Vibration Festival | A French-Mexican musicologist is passionate about the links between music and politics

by Michel Labrecque

From October 16th to 18th, the Faculty of Music at the University of Montreal held a conference entitled Music, Diplomacy, Propaganda. Curious by nature and a journalist by profession, our collaborator Michel Labrecque attended. He met Luis Velasco-Pufleau, a musicologist and experimental musician who runs a blog on the links between music and politics and conducts extensive research on this topic.

Luis Velasco-Pufleau grew up in Guadalajara, Mexico, received a doctorate in musicology from the Sorbonne University in Paris, and taught at McGill University. He lives in Fribourg, Switzerland, and is an associate professor at the University of Montreal.

This citizen of the world is also a musician in the experimental rock band Mad Song. A musicologist who makes music is not so rare. Several of them were present at this conference organized by the University of Montreal.

Luis Velasco-Pufleau is interested in all forms of music and its connection to politics. For example, he dissected the album Le Trésor de la Langue (1989) by Quebec guitarist René Lussier, which transformed Quebecois sound archives into music, to share it with the world and understand his political approach.

He explored the use of music during wars and the role of music during the recent pandemic. He questions how the government produced a star-studded song called “Love Will Prevail” (the English title of a Mandarin song) to glorify and demonize the role of the Chinese people in the country where the pandemic began. It was a song approved by the communist government’s politburo. A song of solidarity and encouragement, but one that lacks any criticism.

One of his recent interests is the war in Ukraine. “It’s a very sensitive subject,” he says. Many Ukrainian orchestras have toured Europe and elsewhere to raise awareness about the Russian invasion. “But suddenly, orchestras that used to play a lot of Russian works stopped playing them, even though it’s part of their history over the last century. It’s an understandable reaction; it was imperial music, but there are paradoxes: Dmitri Sostakovich, a composer who had a lot of trouble with the Soviet regime and who wrote a symphony dedicated to the fight against the Nazis, is being banned.”

Luis Velasco-Pufleau never makes judgments. He analyzes the facts, compares them, and analyzes them. “I try never to generalize or condemn anything; I observe music in specific political contexts.”

Another bizarre example: Islamist extremists like ISIS in Syria and the Taliban in Afghanistan ban music when they take power. “But at the same time, in their propaganda videos, they use songs that resemble music; it’s very contradictory. They ban all music except that of the ISIS war.”

Luis Velasco-Pufleau has written several texts on the so-called “humanitarian” pop of the 80s, such as the Live Aid festival or the songs We Are The World or Do They Know It’s Christmas?, which brought together dozens of American and British rock stars, which helped raise tens of millions of dollars to fight famine in Ethiopia in 1984.

“It was a somewhat naive discourse of solidarity that said, we can’t change the world, but we can help.

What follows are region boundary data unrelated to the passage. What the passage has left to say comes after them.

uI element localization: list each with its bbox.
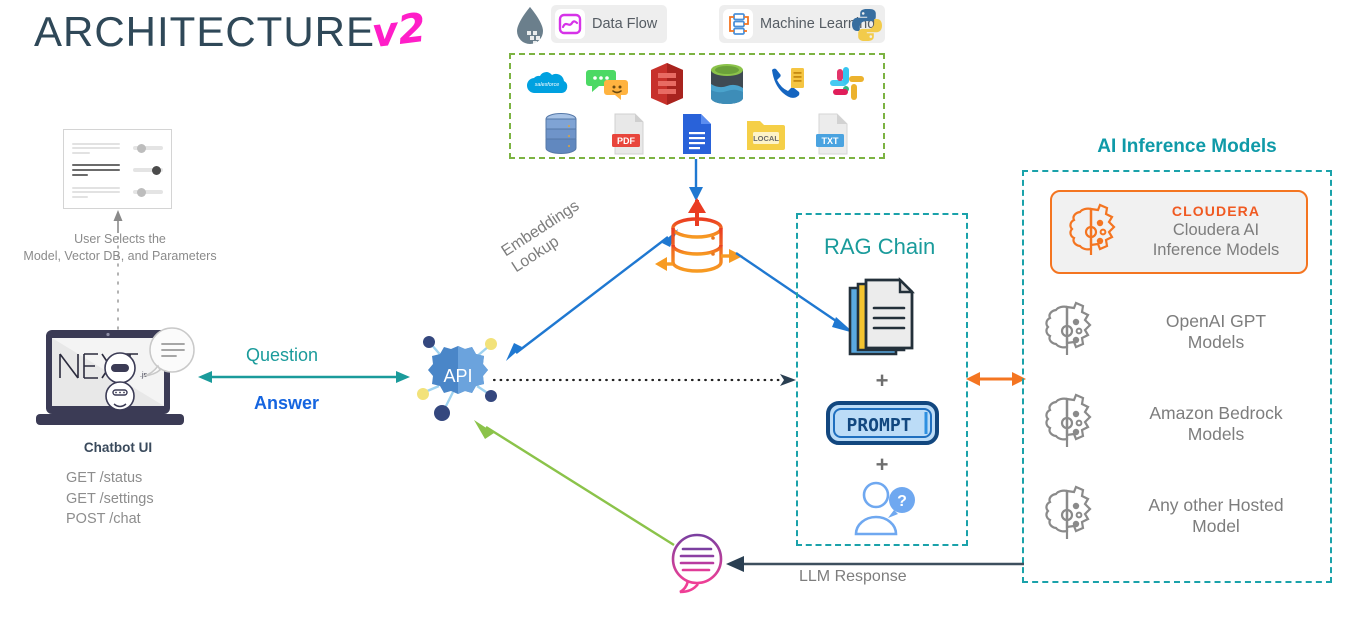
model-row-openai[interactable]: OpenAI GPT Models xyxy=(1024,286,1330,378)
dataflow-graph-icon xyxy=(555,9,585,39)
model-name-line2: Models xyxy=(1187,332,1245,352)
model-name-line1: Any other Hosted xyxy=(1148,494,1284,515)
cloudera-name-line1: Cloudera AI xyxy=(1172,221,1260,240)
svg-text:salesforce: salesforce xyxy=(535,82,560,88)
chatbot-ui-laptop[interactable]: .js xyxy=(34,327,202,434)
model-row-bedrock[interactable]: Amazon Bedrock Models xyxy=(1024,378,1330,470)
chatbot-ui-label: Chatbot UI xyxy=(83,440,153,455)
vector-database-icon[interactable] xyxy=(655,196,745,286)
settings-row[interactable] xyxy=(72,159,163,181)
settings-caption: User Selects the Model, Vector DB, and P… xyxy=(10,231,230,264)
svg-text:?: ? xyxy=(897,493,907,510)
settings-row[interactable] xyxy=(72,181,163,203)
settings-connector xyxy=(113,210,123,334)
nifi-drop-icon xyxy=(513,5,547,45)
ai-models-heading: AI Inference Models xyxy=(1097,136,1277,157)
settings-slider[interactable] xyxy=(133,165,163,175)
endpoint-item: GET /settings xyxy=(66,490,154,507)
chip-data-flow[interactable]: Data Flow xyxy=(551,5,668,43)
architecture-diagram: ARCHITECTURE v2 Data Flow Machine Learni… xyxy=(0,0,1355,628)
brain-gear-icon xyxy=(1038,391,1100,457)
txt-file-icon: TXT xyxy=(810,111,856,157)
version-annotation: v2 xyxy=(369,4,429,58)
settings-text-lines xyxy=(72,186,120,198)
settings-caption-line2: Model, Vector DB, and Parameters xyxy=(23,248,217,263)
svg-text:PROMPT: PROMPT xyxy=(846,415,911,436)
cloudera-model-card[interactable]: CLOUDERA Cloudera AI Inference Models xyxy=(1050,190,1308,274)
ai-models-box: CLOUDERA Cloudera AI Inference Models Op… xyxy=(1022,170,1332,583)
pdf-file-icon: PDF xyxy=(606,111,652,157)
chat-bubbles-icon xyxy=(584,61,630,107)
model-row-other[interactable]: Any other Hosted Model xyxy=(1024,470,1330,562)
rag-plus-1: + xyxy=(875,368,889,393)
label-answer: Answer xyxy=(254,393,320,413)
model-name-openai: OpenAI GPT Models xyxy=(1112,311,1330,354)
brain-gear-icon xyxy=(1038,299,1100,365)
chip-label-data-flow: Data Flow xyxy=(592,15,658,32)
cloudera-logo: CLOUDERA xyxy=(1171,203,1261,220)
svg-text:TXT: TXT xyxy=(822,136,840,146)
aws-service-icon xyxy=(644,61,690,107)
label-llm-response: LLM Response xyxy=(799,568,907,585)
prompt-icon: PROMPT xyxy=(825,400,940,446)
machine-learning-icon xyxy=(723,9,753,39)
model-name-line1: OpenAI GPT xyxy=(1165,310,1267,331)
endpoint-item: POST /chat xyxy=(66,511,141,528)
model-name-line2: Models xyxy=(1187,424,1245,444)
user-question-icon: ? xyxy=(852,480,920,536)
local-folder-icon: LOCAL xyxy=(742,111,788,157)
endpoint-item: GET /status xyxy=(66,470,143,486)
python-logo-icon xyxy=(849,7,885,43)
settings-text-lines xyxy=(72,163,120,177)
question-answer-arrow xyxy=(198,371,410,383)
documents-icon xyxy=(846,277,922,364)
model-name-other: Any other Hosted Model xyxy=(1112,495,1330,538)
phone-contact-icon xyxy=(764,61,810,107)
model-name-line2: Model xyxy=(1192,516,1240,536)
data-sources-box: salesforce PDF LOCAL TXT xyxy=(509,53,885,159)
settings-row[interactable] xyxy=(72,137,163,159)
brain-gear-icon xyxy=(1062,201,1124,263)
settings-slider[interactable] xyxy=(133,143,163,153)
rag-to-models-arrow xyxy=(966,372,1026,386)
database-cylinder-icon xyxy=(704,61,750,107)
svg-text:PDF: PDF xyxy=(617,136,636,146)
settings-text-lines xyxy=(72,142,120,154)
label-question: Question xyxy=(246,345,319,365)
cloudera-model-name: Cloudera AI Inference Models xyxy=(1134,221,1298,261)
salesforce-icon: salesforce xyxy=(524,61,570,107)
svg-text:LOCAL: LOCAL xyxy=(753,134,779,143)
api-endpoints-list: GET /status GET /settings POST /chat xyxy=(66,468,154,530)
model-name-line1: Amazon Bedrock xyxy=(1149,402,1283,423)
brain-gear-icon xyxy=(1038,483,1100,549)
llm-response-bubble-icon xyxy=(668,533,732,594)
page-title: ARCHITECTURE xyxy=(34,8,376,55)
settings-caption-line1: User Selects the xyxy=(74,232,166,246)
rag-plus-2: + xyxy=(875,452,889,477)
settings-slider[interactable] xyxy=(133,187,163,197)
settings-panel[interactable] xyxy=(63,129,172,209)
api-to-rag-dotted-arrow xyxy=(492,374,796,386)
rag-chain-title: RAG Chain xyxy=(824,234,936,259)
model-name-bedrock: Amazon Bedrock Models xyxy=(1112,403,1330,446)
database-stack-icon xyxy=(538,111,584,157)
slack-icon xyxy=(824,61,870,107)
google-docs-icon xyxy=(674,111,720,157)
cloudera-name-line2: Inference Models xyxy=(1152,241,1280,259)
llm-response-to-api-arrow xyxy=(474,420,675,547)
svg-text:API: API xyxy=(443,366,472,386)
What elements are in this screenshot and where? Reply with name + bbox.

However, it didn’t address the root causes of the problem, which was a civil war in a particular context.” So, this solidarity certainly saved lives, but in a depoliticized context. It was also the beginning of the music video and international continuous news networks.

On the other hand, these humanitarian musical interventions are much more complicated when Westerners are more familiar with the political context, notes Luis. “For Gaza and Ukraine, it’s impossible to do it in such a depoliticized way, because it’s much more politically charged in our countries.”

With the rise of populism all over the world, our French-Swiss-Mexican and somewhat Montreal friend is unlikely to run out of places for research and observation.

“I think that musicology and the humanities can help us better understand the situation in the world. What does music tell us about a conflict or a political situation?”

« La musique est un outil formidable pour comprendre les identités, comment les gens pensent, forment une société avec ses conflits », conclut notre musicien musicologue. Nous sommes plutôt d’accord.